A Roma forse il chiostro più famoso è quello del Bramante attiguo alla chiesa di s. Maria della Pace, a due passi da piazza Navona, non solo per la bellezza del cortile a due ordini con le eleganti colonne superiori poggiate sulle arcate sottostanti ma anche perché sede di mostre d’arte ed incontri ed iniziative varie di cultura. Eretto su uno schema quadrato, il chiostro è costituito da due ordini sovrapposti: un ampio portico a quattro archi per ogni lato con pilastri in stile ionico dotati di capitello e base, coperture a volta, e un loggiato superiore in stile composito, con pilastri e colonne corinzie alternati che sostengono l’architrave a copertura piana. Risulta impreziosito da una linearità armonica e da una raffinata eleganza, che applica principi di armonia, rigore ed equilibrio. L’architettura come nello spirito rinascimentale attinge alla classicità.
L’impronta del Borromini, benché giovane, la troviamo nel chiostro di San Carlo alle Quattro Fontane, caratterizzato da linee flessuose e giochi chiaroscurali che segnalo i tempi del barocco. Originale la balaustra che guarda dal secondo ordine di colonne con l’interessante effetto offerto dai sostegni disposti alternativamente invertiti. Nel centro, il pozzo circondato da un sostegno in ferro battuto riprende la forma perimetrale della pianta.

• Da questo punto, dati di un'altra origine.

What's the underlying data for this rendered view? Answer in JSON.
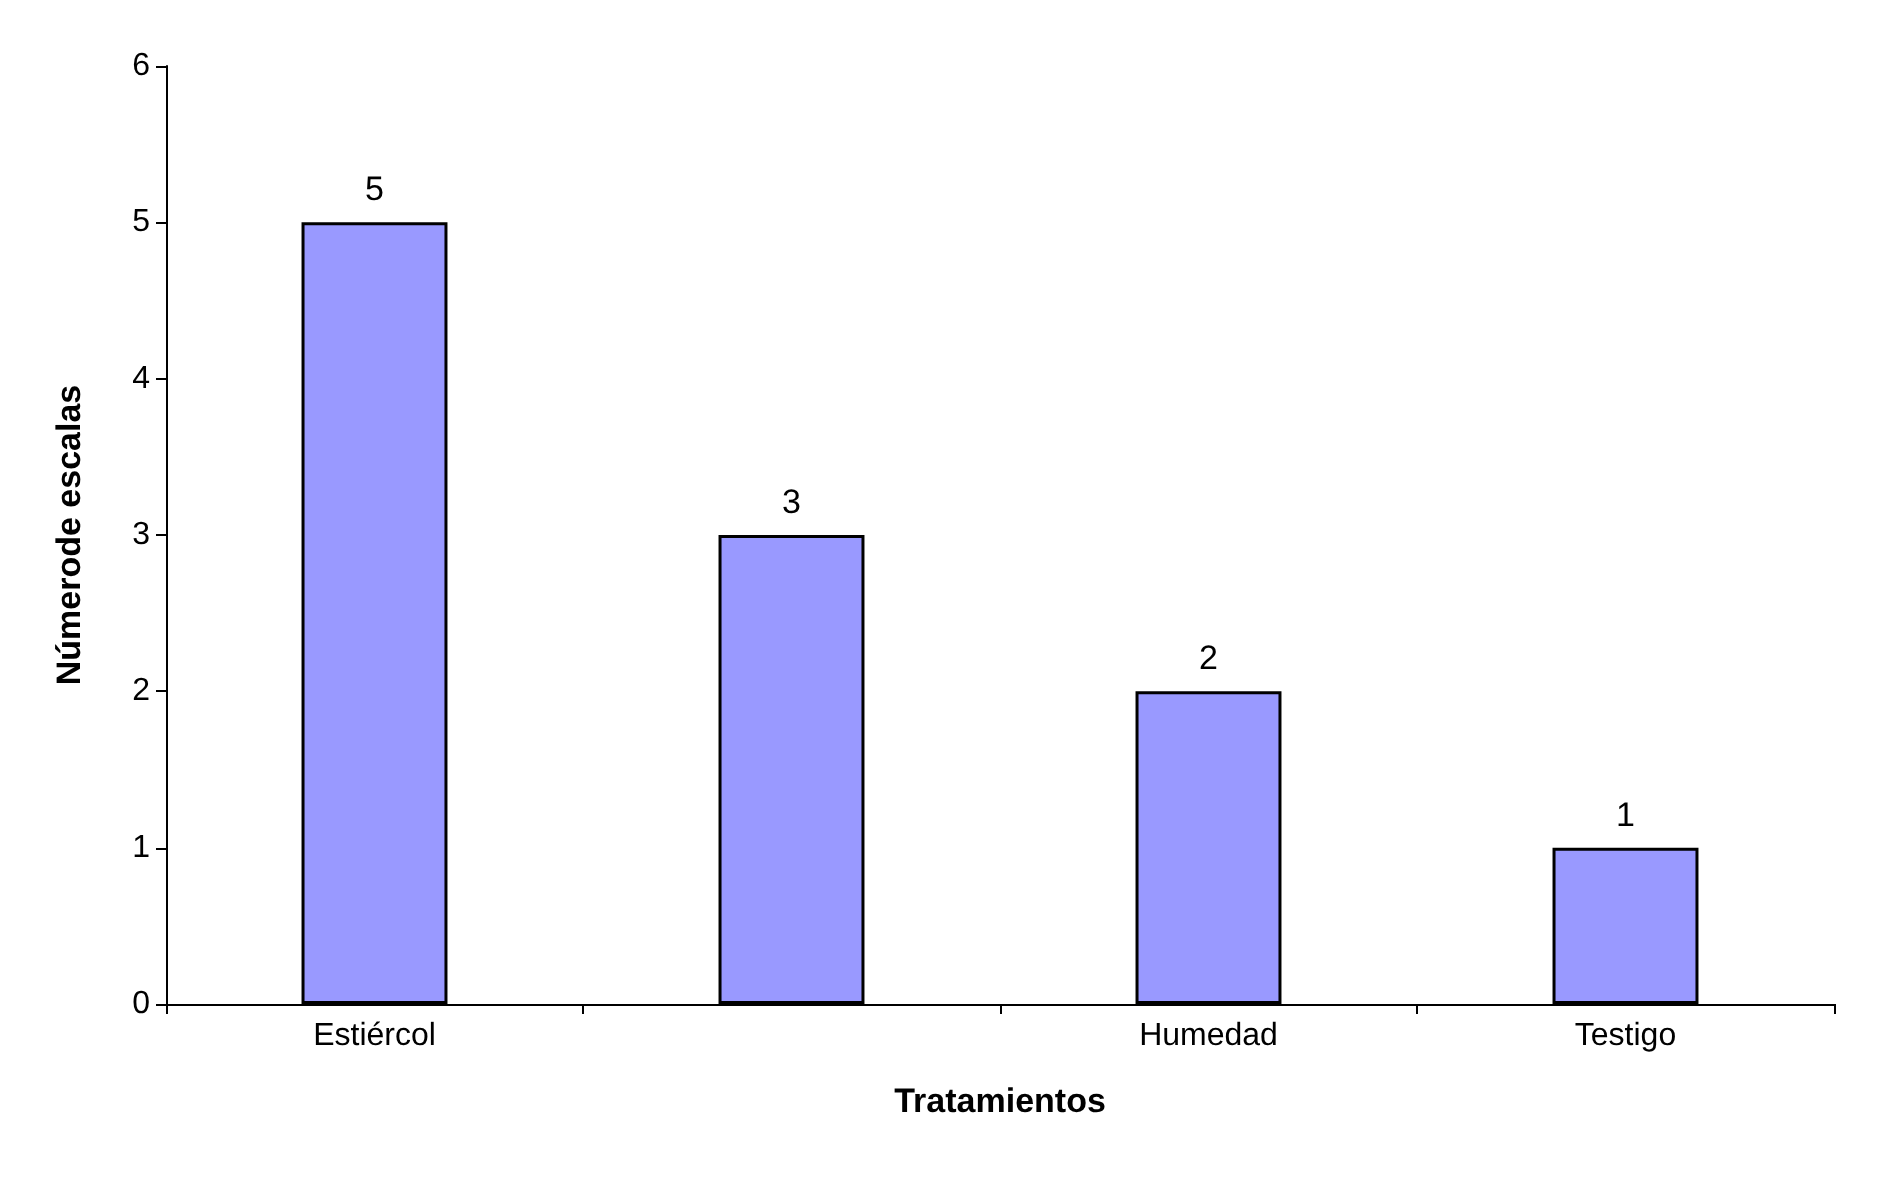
{
  "chart_data": {
    "type": "bar",
    "xlabel": "Tratamientos",
    "ylabel": "Númerode escalas",
    "categories": [
      "Estiércol",
      null,
      "Humedad",
      "Testigo"
    ],
    "values": [
      5,
      3,
      2,
      1
    ],
    "color": "#9999ff",
    "ylim": [
      0,
      6
    ],
    "yticks": [
      0,
      1,
      2,
      3,
      4,
      5,
      6
    ],
    "grid": false,
    "data_labels": true
  }
}
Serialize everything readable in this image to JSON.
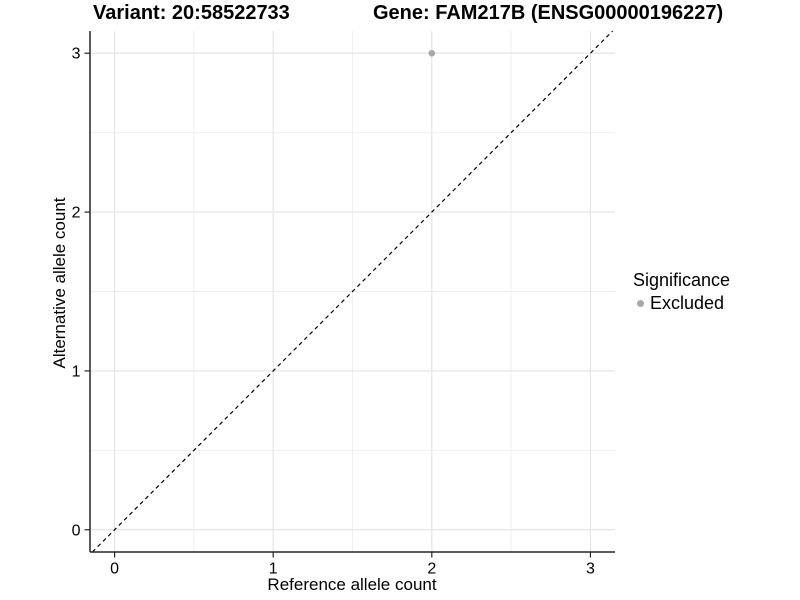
{
  "titles": {
    "variant": "Variant: 20:58522733",
    "gene": "Gene: FAM217B (ENSG00000196227)"
  },
  "axes": {
    "x_label": "Reference allele count",
    "y_label": "Alternative allele count"
  },
  "legend": {
    "title": "Significance",
    "items": [
      {
        "label": "Excluded",
        "marker": "circle",
        "color": "#a8a8a8"
      }
    ]
  },
  "colors": {
    "background": "#ffffff",
    "grid_major": "#e5e5e5",
    "grid_minor": "#f0f0f0",
    "axis_line": "#262626",
    "tick_mark": "#262626",
    "tick_label": "#000000",
    "reference_line": "#000000",
    "point": "#a8a8a8",
    "text": "#000000"
  },
  "chart_data": {
    "type": "scatter",
    "title_left": "Variant: 20:58522733",
    "title_right": "Gene: FAM217B (ENSG00000196227)",
    "xlabel": "Reference allele count",
    "ylabel": "Alternative allele count",
    "xlim": [
      -0.155,
      3.155
    ],
    "ylim": [
      -0.14,
      3.14
    ],
    "x_ticks": [
      0,
      1,
      2,
      3
    ],
    "y_ticks": [
      0,
      1,
      2,
      3
    ],
    "x_minor_ticks": [
      0.5,
      1.5,
      2.5
    ],
    "y_minor_ticks": [
      0.5,
      1.5,
      2.5
    ],
    "grid": true,
    "legend_position": "right",
    "legend_title": "Significance",
    "series": [
      {
        "name": "Excluded",
        "color": "#a8a8a8",
        "points": [
          {
            "x": 2,
            "y": 3
          }
        ]
      }
    ],
    "reference_line": {
      "kind": "abline",
      "slope": 1,
      "intercept": 0,
      "style": "dashed",
      "color": "#000000"
    }
  }
}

Anche la chiesa di San Gregorio al Celio ha il suo chiostro , costruito nel 1630 dall’architetto Giovan Battista Soria per volontà del cardinale Scipione Borghese, realizzato completando il piccolo portico che già si trovava di fronte alla chiesa.
Un chiostro settecentesco vagamente classicheggiante di trova nella chiesa di Sant’Agostino, ubicato dietro l’abside della chiesa restaurata dal Vanvitelli, da tempo divenuto il cortile dell’Avvocatura Generale dello Stato.
Anche la chiesa di Santa Maria degli Angeli, la Basilica ricavata dalle Terme di Diocleziano, ha il suo chiostro, anzi due, raggiungibili dal Museo delle Terme (da non perdere, vero capolavoro nell’allestimento oltre che per la ricchezza e qualità delle opere esposte)
Accanto al chiostro grande, progettato da Michelangelo e ricco di staue dell'epoca romana, c’è un chiostro più piccolo e intimo, che come il fratello maggiore è decorato con centinaia di reperti del passato: a entrambi infatti si accede pagando il biglietto di accesso per le Terme, parte del circuito del Museo Nazionale Romano, uno dei più belli della Capitale.